Why? Because culture change is hard and ways of operating are deeply embedded across the system, meaning that strict controls need to be in place at the centre to force people to think differently. Soften those controls and human behaviour will naturally gravitate towards what is easiest and what is familiar (not necessarily with any ill intent).
For those unaware, last week it was revealed that CCS and GDS are reviewing the long-standing Cloud First policy, indicating that they perhaps favour an approach that accommodates a hybrid cloud model.
In a statement to Computer Weekly, which broke the story, Neil Quinn, director of the technology pillar at CCS, said:
As we have worked though the digital transformation journey with many central government departments and wider public sector organisations, it has become apparent that one size does not fit all, and organisations should make sure they understand what the journey to ‘cloud’ is and means for them in terms of costs, risks, skills and timescales,” said Niall Quinn, director of the technology pillar at CCS, in a statement.
We are seeing more and more customers land on a hybrid solution and therefore ‘cloud first’ may not be right for everyone.
This follows some guidance that was recently issued by the National Audit Office, which states that “cloud first may not be right for everyone”. Worryingly it adds that “cloud solutions may not always save money” (who said they did?!).
Why this is misguided
Is it surprising that departments are landing on hybrid cloud as an approach? No. This broadly reflects what’s happening in the ‘real world’, where organisations are transitioning towards the public cloud, but it’s either not cost effective or operationally possible to migrate everything.
The question CCS and GDS should be asking themselves is, would government departments have progressed as far as they have without the cloud first policy in place? I highly doubt it.
Central controls have been absolutely critical in driving change across Whitehall. We have seen this diluted in recent months, particularly with central functions being moved out to less powerful departments - we have warned about the impact of this previously.
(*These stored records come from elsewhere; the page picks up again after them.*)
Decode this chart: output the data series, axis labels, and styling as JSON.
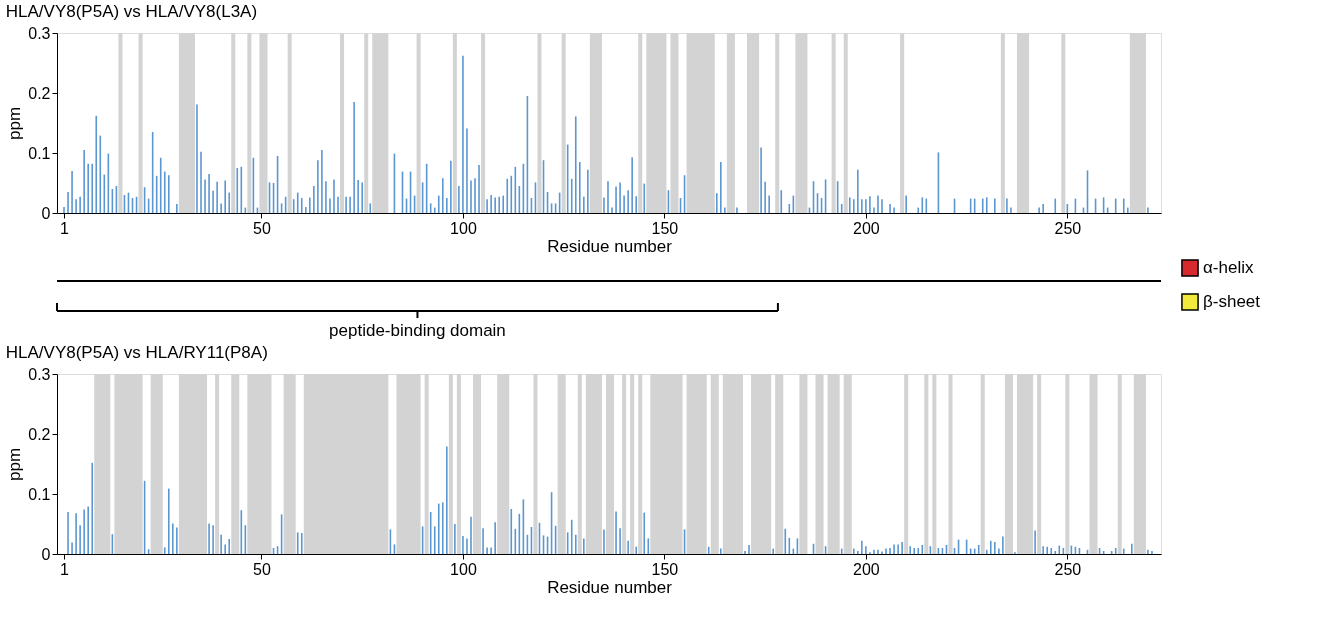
{
  "chart_data": [
    {
      "type": "bar",
      "title": "HLA/VY8(P5A) vs HLA/VY8(L3A)",
      "xlabel": "Residue number",
      "ylabel": "ppm",
      "xlim": [
        0.5,
        272
      ],
      "xticks": [
        1,
        50,
        100,
        150,
        200,
        250
      ],
      "ylim": [
        0,
        0.3
      ],
      "yticks": [
        0,
        0.1,
        0.2,
        0.3
      ],
      "grid": false,
      "series": [
        {
          "color": "#5b96d1",
          "x": [
            1,
            2,
            3,
            4,
            5,
            6,
            7,
            8,
            9,
            10,
            11,
            12,
            13,
            14,
            16,
            17,
            18,
            19,
            21,
            22,
            23,
            24,
            25,
            26,
            27,
            29,
            34,
            35,
            36,
            37,
            38,
            39,
            40,
            41,
            42,
            44,
            45,
            46,
            48,
            49,
            52,
            53,
            54,
            55,
            56,
            58,
            59,
            60,
            61,
            62,
            63,
            64,
            65,
            66,
            67,
            68,
            69,
            71,
            72,
            73,
            74,
            75,
            77,
            83,
            84,
            85,
            86,
            87,
            88,
            90,
            91,
            92,
            93,
            94,
            95,
            96,
            97,
            99,
            100,
            101,
            102,
            103,
            104,
            106,
            107,
            108,
            109,
            110,
            111,
            112,
            113,
            114,
            115,
            116,
            117,
            118,
            120,
            121,
            122,
            123,
            124,
            126,
            127,
            128,
            129,
            130,
            131,
            135,
            136,
            137,
            138,
            139,
            140,
            141,
            142,
            143,
            145,
            151,
            154,
            155,
            163,
            164,
            165,
            168,
            174,
            175,
            176,
            179,
            181,
            182,
            186,
            187,
            188,
            189,
            190,
            193,
            194,
            196,
            197,
            198,
            199,
            200,
            201,
            202,
            203,
            204,
            206,
            207,
            210,
            213,
            214,
            215,
            218,
            222,
            226,
            227,
            229,
            230,
            232,
            235,
            236,
            243,
            244,
            247,
            250,
            252,
            254,
            255,
            257,
            259,
            260,
            262,
            264,
            265,
            270
          ],
          "values": [
            0.01,
            0.035,
            0.07,
            0.023,
            0.027,
            0.105,
            0.082,
            0.082,
            0.162,
            0.129,
            0.064,
            0.099,
            0.04,
            0.045,
            0.03,
            0.034,
            0.025,
            0.027,
            0.043,
            0.024,
            0.135,
            0.062,
            0.092,
            0.069,
            0.063,
            0.015,
            0.181,
            0.102,
            0.056,
            0.065,
            0.037,
            0.052,
            0.016,
            0.054,
            0.034,
            0.075,
            0.077,
            0.009,
            0.092,
            0.009,
            0.051,
            0.05,
            0.095,
            0.016,
            0.027,
            0.023,
            0.034,
            0.025,
            0.01,
            0.026,
            0.045,
            0.088,
            0.105,
            0.053,
            0.024,
            0.056,
            0.027,
            0.027,
            0.027,
            0.185,
            0.055,
            0.051,
            0.016,
            0.099,
            null,
            0.069,
            0.024,
            0.069,
            0.029,
            0.051,
            0.082,
            0.016,
            0.009,
            0.029,
            0.058,
            0.025,
            0.087,
            0.045,
            0.262,
            0.141,
            0.054,
            0.058,
            0.08,
            0.023,
            0.03,
            0.026,
            0.027,
            0.029,
            0.057,
            0.062,
            0.077,
            0.045,
            0.082,
            0.195,
            0.025,
            0.051,
            0.088,
            0.035,
            0.016,
            0.016,
            0.034,
            0.114,
            0.057,
            0.161,
            0.085,
            0.027,
            0.072,
            0.026,
            0.053,
            0.009,
            0.044,
            0.051,
            0.029,
            0.038,
            0.093,
            0.028,
            0.049,
            0.038,
            0.025,
            0.063,
            0.033,
            0.085,
            0.009,
            0.009,
            0.109,
            0.052,
            0.029,
            0.038,
            0.015,
            0.029,
            0.009,
            0.053,
            0.033,
            0.025,
            0.056,
            0.053,
            0.015,
            0.026,
            0.023,
            0.072,
            0.023,
            0.023,
            0.028,
            0.009,
            0.029,
            0.023,
            0.015,
            0.009,
            0.029,
            0.009,
            0.026,
            0.024,
            0.101,
            0.024,
            0.024,
            0.024,
            0.024,
            0.026,
            0.024,
            0.024,
            0.009,
            0.009,
            0.015,
            0.024,
            0.015,
            0.024,
            0.009,
            0.071,
            0.024,
            0.026,
            0.009,
            0.024,
            0.024,
            0.009,
            0.009
          ]
        }
      ],
      "bands": [
        {
          "axis": "x",
          "from": 14.5,
          "to": 15.5,
          "color": "#d3d3d3"
        },
        {
          "axis": "x",
          "from": 19.5,
          "to": 20.5,
          "color": "#d3d3d3"
        },
        {
          "axis": "x",
          "from": 29.5,
          "to": 33.5,
          "color": "#d3d3d3"
        },
        {
          "axis": "x",
          "from": 42.5,
          "to": 43.5,
          "color": "#d3d3d3"
        },
        {
          "axis": "x",
          "from": 46.5,
          "to": 47.5,
          "color": "#d3d3d3"
        },
        {
          "axis": "x",
          "from": 49.5,
          "to": 51.5,
          "color": "#d3d3d3"
        },
        {
          "axis": "x",
          "from": 56.5,
          "to": 57.5,
          "color": "#d3d3d3"
        },
        {
          "axis": "x",
          "from": 69.5,
          "to": 70.5,
          "color": "#d3d3d3"
        },
        {
          "axis": "x",
          "from": 75.5,
          "to": 76.5,
          "color": "#d3d3d3"
        },
        {
          "axis": "x",
          "from": 77.5,
          "to": 81.5,
          "color": "#d3d3d3"
        },
        {
          "axis": "x",
          "from": 88.5,
          "to": 89.5,
          "color": "#d3d3d3"
        },
        {
          "axis": "x",
          "from": 97.5,
          "to": 98.5,
          "color": "#d3d3d3"
        },
        {
          "axis": "x",
          "from": 104.5,
          "to": 105.5,
          "color": "#d3d3d3"
        },
        {
          "axis": "x",
          "from": 118.5,
          "to": 119.5,
          "color": "#d3d3d3"
        },
        {
          "axis": "x",
          "from": 124.5,
          "to": 125.5,
          "color": "#d3d3d3"
        },
        {
          "axis": "x",
          "from": 131.5,
          "to": 134.5,
          "color": "#d3d3d3"
        },
        {
          "axis": "x",
          "from": 143.5,
          "to": 144.5,
          "color": "#d3d3d3"
        },
        {
          "axis": "x",
          "from": 145.5,
          "to": 150.5,
          "color": "#d3d3d3"
        },
        {
          "axis": "x",
          "from": 151.5,
          "to": 153.5,
          "color": "#d3d3d3"
        },
        {
          "axis": "x",
          "from": 155.5,
          "to": 162.5,
          "color": "#d3d3d3"
        },
        {
          "axis": "x",
          "from": 165.5,
          "to": 167.5,
          "color": "#d3d3d3"
        },
        {
          "axis": "x",
          "from": 170.5,
          "to": 173.5,
          "color": "#d3d3d3"
        },
        {
          "axis": "x",
          "from": 177.5,
          "to": 178.5,
          "color": "#d3d3d3"
        },
        {
          "axis": "x",
          "from": 182.5,
          "to": 185.5,
          "color": "#d3d3d3"
        },
        {
          "axis": "x",
          "from": 191.5,
          "to": 192.5,
          "color": "#d3d3d3"
        },
        {
          "axis": "x",
          "from": 194.5,
          "to": 195.5,
          "color": "#d3d3d3"
        },
        {
          "axis": "x",
          "from": 208.5,
          "to": 209.5,
          "color": "#d3d3d3"
        },
        {
          "axis": "x",
          "from": 233.5,
          "to": 234.5,
          "color": "#d3d3d3"
        },
        {
          "axis": "x",
          "from": 237.5,
          "to": 240.5,
          "color": "#d3d3d3"
        },
        {
          "axis": "x",
          "from": 248.5,
          "to": 249.5,
          "color": "#d3d3d3"
        },
        {
          "axis": "x",
          "from": 265.5,
          "to": 269.5,
          "color": "#d3d3d3"
        }
      ]
    },
    {
      "type": "other",
      "legend": "right",
      "annotations": [
        "peptide-binding domain"
      ],
      "series": [
        {
          "name": "α-helix",
          "color": "#d62a2e"
        },
        {
          "name": "β-sheet",
          "color": "#f2e93d"
        }
      ]
    },
    {
      "type": "bar",
      "title": "HLA/VY8(P5A) vs HLA/RY11(P8A)",
      "xlabel": "Residue number",
      "ylabel": "ppm",
      "xlim": [
        0.5,
        272
      ],
      "xticks": [
        1,
        50,
        100,
        150,
        200,
        250
      ],
      "ylim": [
        0,
        0.3
      ],
      "yticks": [
        0,
        0.1,
        0.2,
        0.3
      ],
      "grid": false,
      "series": [
        {
          "color": "#5b96d1",
          "x": [
            2,
            3,
            4,
            5,
            6,
            7,
            8,
            13,
            21,
            22,
            26,
            27,
            28,
            29,
            37,
            38,
            40,
            41,
            42,
            45,
            46,
            53,
            54,
            55,
            59,
            60,
            82,
            83,
            90,
            92,
            93,
            94,
            95,
            96,
            98,
            100,
            101,
            102,
            105,
            106,
            107,
            108,
            112,
            113,
            114,
            115,
            116,
            117,
            119,
            120,
            121,
            122,
            123,
            126,
            127,
            128,
            130,
            135,
            138,
            139,
            141,
            143,
            145,
            146,
            155,
            161,
            164,
            170,
            171,
            177,
            180,
            181,
            182,
            183,
            186,
            187,
            190,
            194,
            197,
            198,
            199,
            200,
            201,
            202,
            203,
            204,
            205,
            206,
            207,
            208,
            209,
            211,
            212,
            213,
            214,
            216,
            218,
            219,
            220,
            222,
            223,
            225,
            226,
            227,
            228,
            230,
            231,
            232,
            233,
            234,
            237,
            242,
            244,
            245,
            246,
            247,
            248,
            249,
            251,
            252,
            253,
            254,
            255,
            258,
            259,
            261,
            262,
            264,
            266,
            270,
            271
          ],
          "values": [
            0.07,
            0.019,
            0.068,
            0.048,
            0.074,
            0.079,
            0.152,
            0.033,
            0.122,
            0.008,
            0.011,
            0.109,
            0.051,
            0.044,
            0.051,
            0.048,
            0.032,
            0.016,
            0.025,
            0.073,
            0.048,
            0.01,
            0.013,
            0.066,
            0.036,
            0.035,
            0.041,
            0.016,
            0.046,
            0.07,
            0.046,
            0.084,
            0.086,
            0.179,
            0.05,
            0.03,
            0.026,
            0.062,
            0.043,
            0.011,
            0.011,
            0.053,
            0.075,
            0.042,
            0.067,
            0.091,
            0.032,
            0.045,
            0.052,
            0.031,
            0.029,
            0.103,
            0.047,
            0.036,
            0.057,
            0.032,
            0.026,
            0.041,
            0.071,
            0.043,
            0.022,
            0.012,
            0.069,
            0.026,
            0.041,
            0.012,
            0.009,
            0.005,
            0.015,
            0.009,
            0.042,
            0.027,
            0.009,
            0.026,
            null,
            0.017,
            0.013,
            0.009,
            0.009,
            0.005,
            0.022,
            0.013,
            0.003,
            0.007,
            0.007,
            0.004,
            0.009,
            0.01,
            0.016,
            0.016,
            0.02,
            0.013,
            0.01,
            0.01,
            0.015,
            0.013,
            0.01,
            0.01,
            0.015,
            0.01,
            0.024,
            0.024,
            0.009,
            0.009,
            0.015,
            0.007,
            0.022,
            0.02,
            0.009,
            0.029,
            0.003,
            0.039,
            0.013,
            0.012,
            0.01,
            0.005,
            0.014,
            0.01,
            0.014,
            0.012,
            0.01,
            null,
            0.007,
            0.01,
            0.005,
            0.005,
            0.01,
            0.009,
            0.017,
            0.007,
            0.005
          ]
        }
      ],
      "bands": [
        {
          "axis": "x",
          "from": 8.5,
          "to": 12.5,
          "color": "#d3d3d3"
        },
        {
          "axis": "x",
          "from": 13.5,
          "to": 20.5,
          "color": "#d3d3d3"
        },
        {
          "axis": "x",
          "from": 22.5,
          "to": 25.5,
          "color": "#d3d3d3"
        },
        {
          "axis": "x",
          "from": 29.5,
          "to": 36.5,
          "color": "#d3d3d3"
        },
        {
          "axis": "x",
          "from": 38.5,
          "to": 39.5,
          "color": "#d3d3d3"
        },
        {
          "axis": "x",
          "from": 42.5,
          "to": 44.5,
          "color": "#d3d3d3"
        },
        {
          "axis": "x",
          "from": 46.5,
          "to": 52.5,
          "color": "#d3d3d3"
        },
        {
          "axis": "x",
          "from": 55.5,
          "to": 58.5,
          "color": "#d3d3d3"
        },
        {
          "axis": "x",
          "from": 60.5,
          "to": 81.5,
          "color": "#d3d3d3"
        },
        {
          "axis": "x",
          "from": 83.5,
          "to": 89.5,
          "color": "#d3d3d3"
        },
        {
          "axis": "x",
          "from": 90.5,
          "to": 91.5,
          "color": "#d3d3d3"
        },
        {
          "axis": "x",
          "from": 96.5,
          "to": 97.5,
          "color": "#d3d3d3"
        },
        {
          "axis": "x",
          "from": 98.5,
          "to": 99.5,
          "color": "#d3d3d3"
        },
        {
          "axis": "x",
          "from": 102.5,
          "to": 104.5,
          "color": "#d3d3d3"
        },
        {
          "axis": "x",
          "from": 108.5,
          "to": 111.5,
          "color": "#d3d3d3"
        },
        {
          "axis": "x",
          "from": 117.5,
          "to": 118.5,
          "color": "#d3d3d3"
        },
        {
          "axis": "x",
          "from": 123.5,
          "to": 125.5,
          "color": "#d3d3d3"
        },
        {
          "axis": "x",
          "from": 128.5,
          "to": 129.5,
          "color": "#d3d3d3"
        },
        {
          "axis": "x",
          "from": 130.5,
          "to": 134.5,
          "color": "#d3d3d3"
        },
        {
          "axis": "x",
          "from": 135.5,
          "to": 137.5,
          "color": "#d3d3d3"
        },
        {
          "axis": "x",
          "from": 139.5,
          "to": 140.5,
          "color": "#d3d3d3"
        },
        {
          "axis": "x",
          "from": 141.5,
          "to": 142.5,
          "color": "#d3d3d3"
        },
        {
          "axis": "x",
          "from": 143.5,
          "to": 144.5,
          "color": "#d3d3d3"
        },
        {
          "axis": "x",
          "from": 146.5,
          "to": 154.5,
          "color": "#d3d3d3"
        },
        {
          "axis": "x",
          "from": 155.5,
          "to": 160.5,
          "color": "#d3d3d3"
        },
        {
          "axis": "x",
          "from": 161.5,
          "to": 163.5,
          "color": "#d3d3d3"
        },
        {
          "axis": "x",
          "from": 164.5,
          "to": 169.5,
          "color": "#d3d3d3"
        },
        {
          "axis": "x",
          "from": 171.5,
          "to": 176.5,
          "color": "#d3d3d3"
        },
        {
          "axis": "x",
          "from": 177.5,
          "to": 179.5,
          "color": "#d3d3d3"
        },
        {
          "axis": "x",
          "from": 183.5,
          "to": 185.5,
          "color": "#d3d3d3"
        },
        {
          "axis": "x",
          "from": 187.5,
          "to": 189.5,
          "color": "#d3d3d3"
        },
        {
          "axis": "x",
          "from": 190.5,
          "to": 193.5,
          "color": "#d3d3d3"
        },
        {
          "axis": "x",
          "from": 194.5,
          "to": 196.5,
          "color": "#d3d3d3"
        },
        {
          "axis": "x",
          "from": 209.5,
          "to": 210.5,
          "color": "#d3d3d3"
        },
        {
          "axis": "x",
          "from": 214.5,
          "to": 215.5,
          "color": "#d3d3d3"
        },
        {
          "axis": "x",
          "from": 216.5,
          "to": 217.5,
          "color": "#d3d3d3"
        },
        {
          "axis": "x",
          "from": 220.5,
          "to": 221.5,
          "color": "#d3d3d3"
        },
        {
          "axis": "x",
          "from": 228.5,
          "to": 229.5,
          "color": "#d3d3d3"
        },
        {
          "axis": "x",
          "from": 234.5,
          "to": 236.5,
          "color": "#d3d3d3"
        },
        {
          "axis": "x",
          "from": 237.5,
          "to": 241.5,
          "color": "#d3d3d3"
        },
        {
          "axis": "x",
          "from": 242.5,
          "to": 243.5,
          "color": "#d3d3d3"
        },
        {
          "axis": "x",
          "from": 249.5,
          "to": 250.5,
          "color": "#d3d3d3"
        },
        {
          "axis": "x",
          "from": 255.5,
          "to": 257.5,
          "color": "#d3d3d3"
        },
        {
          "axis": "x",
          "from": 262.5,
          "to": 263.5,
          "color": "#d3d3d3"
        },
        {
          "axis": "x",
          "from": 266.5,
          "to": 269.5,
          "color": "#d3d3d3"
        }
      ]
    }
  ]
}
As noted above, change is really, really hard. To make sure it happens, there needs to be a delicate balance of stick and carrot. The ‘stick’ here being spend controls and a policy that dictates that cloud is assessed first and foremost.
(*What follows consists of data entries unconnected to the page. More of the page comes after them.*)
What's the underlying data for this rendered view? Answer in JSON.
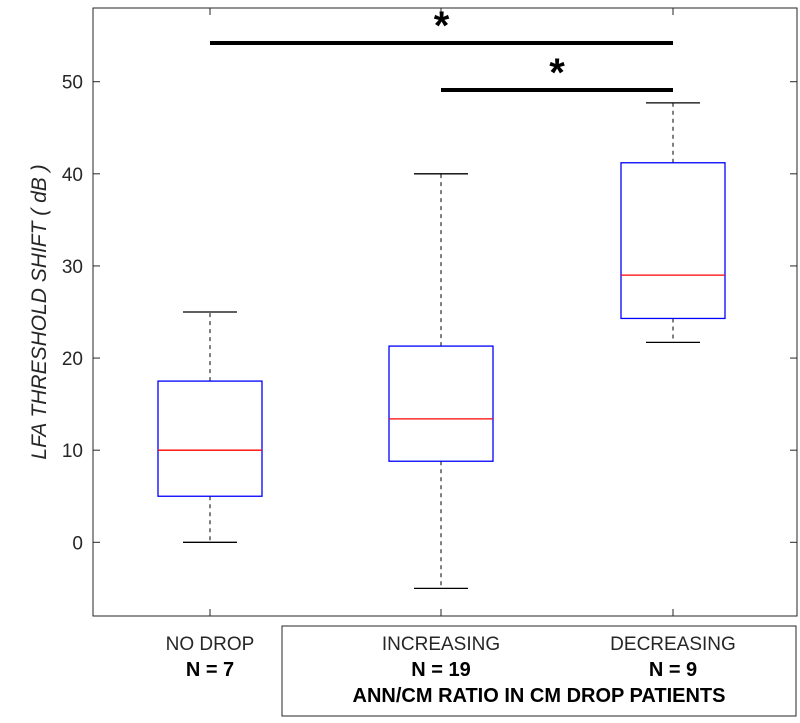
{
  "chart_data": {
    "type": "boxplot",
    "ylabel": "LFA THRESHOLD SHIFT  ( dB )",
    "ylim": [
      -8,
      58
    ],
    "yticks": [
      0,
      10,
      20,
      30,
      40,
      50
    ],
    "grid": false,
    "groups": [
      {
        "name": "NO DROP",
        "n_label": "N = 7",
        "whisker_low": 0,
        "q1": 5,
        "median": 10,
        "q3": 17.5,
        "whisker_high": 25
      },
      {
        "name": "INCREASING",
        "n_label": "N = 19",
        "whisker_low": -5,
        "q1": 8.8,
        "median": 13.4,
        "q3": 21.3,
        "whisker_high": 40
      },
      {
        "name": "DECREASING",
        "n_label": "N = 9",
        "whisker_low": 21.7,
        "q1": 24.3,
        "median": 29,
        "q3": 41.2,
        "whisker_high": 47.7
      }
    ],
    "group_box_label": "ANN/CM RATIO IN CM DROP PATIENTS",
    "significance": [
      {
        "from": 0,
        "to": 2,
        "y": 54.2,
        "label": "*"
      },
      {
        "from": 1,
        "to": 2,
        "y": 49.1,
        "label": "*"
      }
    ],
    "colors": {
      "box": "#0000ff",
      "median": "#ff0000",
      "whisker": "#000000",
      "axis": "#262626"
    }
  }
}
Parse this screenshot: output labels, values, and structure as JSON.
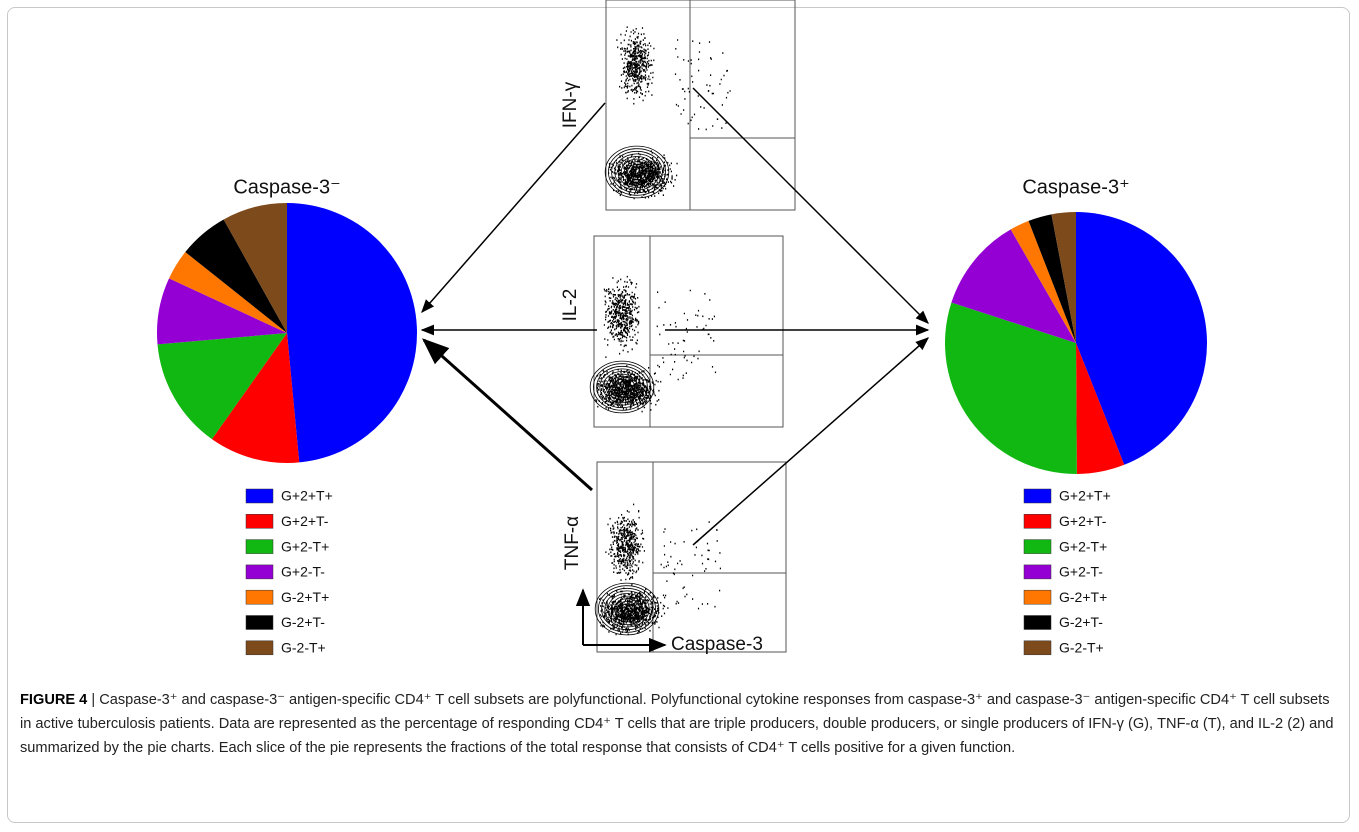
{
  "chart_data": [
    {
      "type": "pie",
      "title": "Caspase-3⁻",
      "categories": [
        "G+2+T+",
        "G+2+T-",
        "G+2-T+",
        "G+2-T-",
        "G-2+T+",
        "G-2+T-",
        "G-2-T+"
      ],
      "values": [
        48.5,
        11.3,
        13.8,
        8.3,
        3.8,
        6.2,
        8.1
      ],
      "colors": [
        "#0000ff",
        "#ff0000",
        "#11b811",
        "#9400d3",
        "#ff7700",
        "#000000",
        "#7d4a1c"
      ]
    },
    {
      "type": "pie",
      "title": "Caspase-3⁺",
      "categories": [
        "G+2+T+",
        "G+2+T-",
        "G+2-T+",
        "G+2-T-",
        "G-2+T+",
        "G-2+T-",
        "G-2-T+"
      ],
      "values": [
        44.0,
        5.9,
        30.1,
        11.7,
        2.4,
        2.9,
        3.0
      ],
      "colors": [
        "#0000ff",
        "#ff0000",
        "#11b811",
        "#9400d3",
        "#ff7700",
        "#000000",
        "#7d4a1c"
      ]
    }
  ],
  "flow": {
    "y_labels": [
      "IFN-γ",
      "IL-2",
      "TNF-α"
    ],
    "x_label": "Caspase-3"
  },
  "caption": {
    "label": "FIGURE 4",
    "text": "| Caspase-3⁺ and caspase-3⁻ antigen-specific CD4⁺ T cell subsets are polyfunctional. Polyfunctional cytokine responses from caspase-3⁺ and caspase-3⁻ antigen-specific CD4⁺ T cell subsets in active tuberculosis patients. Data are represented as the percentage of responding CD4⁺ T cells that are triple producers, double producers, or single producers of IFN-γ (G), TNF-α (T), and IL-2 (2) and summarized by the pie charts. Each slice of the pie represents the fractions of the total response that consists of CD4⁺ T cells positive for a given function."
  }
}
The ‘carrot’ being improved procurement mechanisms that make purchasing cloud solutions easier than the alternative (thank you, G-Cloud).
I’d be less concerned about the policy being removed - or softened to reflect reality (as CCS and GDS will likely argue) - if I thought that the modern ways of operating had been embedded across government. But they haven’t. Yes, things have changed, but there is still a lot of change that needs to happen and the Oligopoly is lurking in the wings, ready to offer their version of the ‘carrot’.
Also, let’s be clear, the cloud first policy does not dictate that cloud has to be procured. It just has to be considered first and foremost. In fact, it states:
When procuring new or existing services, public sector organisations should consider and fully evaluate potential cloud solutions first before considering any other option.
It then adds:
Departments remain free to choose an alternative to the cloud but will need to demonstrate that it offers better value for money. HM Treasury’s ‘Managing Public Money’ (annex 4.6) defines ‘value for money’ as ‘securing the best mix of quality and effectiveness for the least outlay over the period of the use of the goods or services bought’.
In other words, if you want to remain on-premise for a service - go for it! Just prove it is more effective and provides better value for money. I’d argue that most of the time this wouldn’t be possible, but it’s still an option.
The same confusion lies in the government’s two year contract terms for cloud, which again, are reportedly going to be softened by CCS and GDS. Departments have bemoaned the two year terms since they were introduced, as they claim that it’s not long enough to deliver the value needed from procuring a new service.
Again, this is confused. Firstly, in the ‘real world’ pricing of cloud contracts falls year on year thanks to economies of scale - tying yourself into a 5 year contract doesn’t make any sense. Secondly, departments are wrong in thinking that the two year contract term means that they have to change provider every two years - they just have to prove that that provider is still the most effective. There’s nothing to stop the department sticking with that cloud provider for decades, as long as the cloud provider keeps up its end of the bargain and remains competitive.
It’s another central control that has been put in place to ensure behaviour changes are being forced and buyers are thinking about how they operate, without becoming complacent and palming off responsibility to a third party outsourcer for decades on end.
If CCS and GDS follow through on this, it’s a huge mistake. Old behaviours will creep in and departments will be able to point to the softened policy and say - “Look, we are doing the right thing!”.
The reason this is likely being softened is because it’s hard and requires a lot of work from all those involved. It requires a lot of work on the part of CCS and GDS, and it requires a lot of work by departments. Will it be easier to shift the policy to a softer approach? Sure.
Butwhen did anything good come from taking the easy route?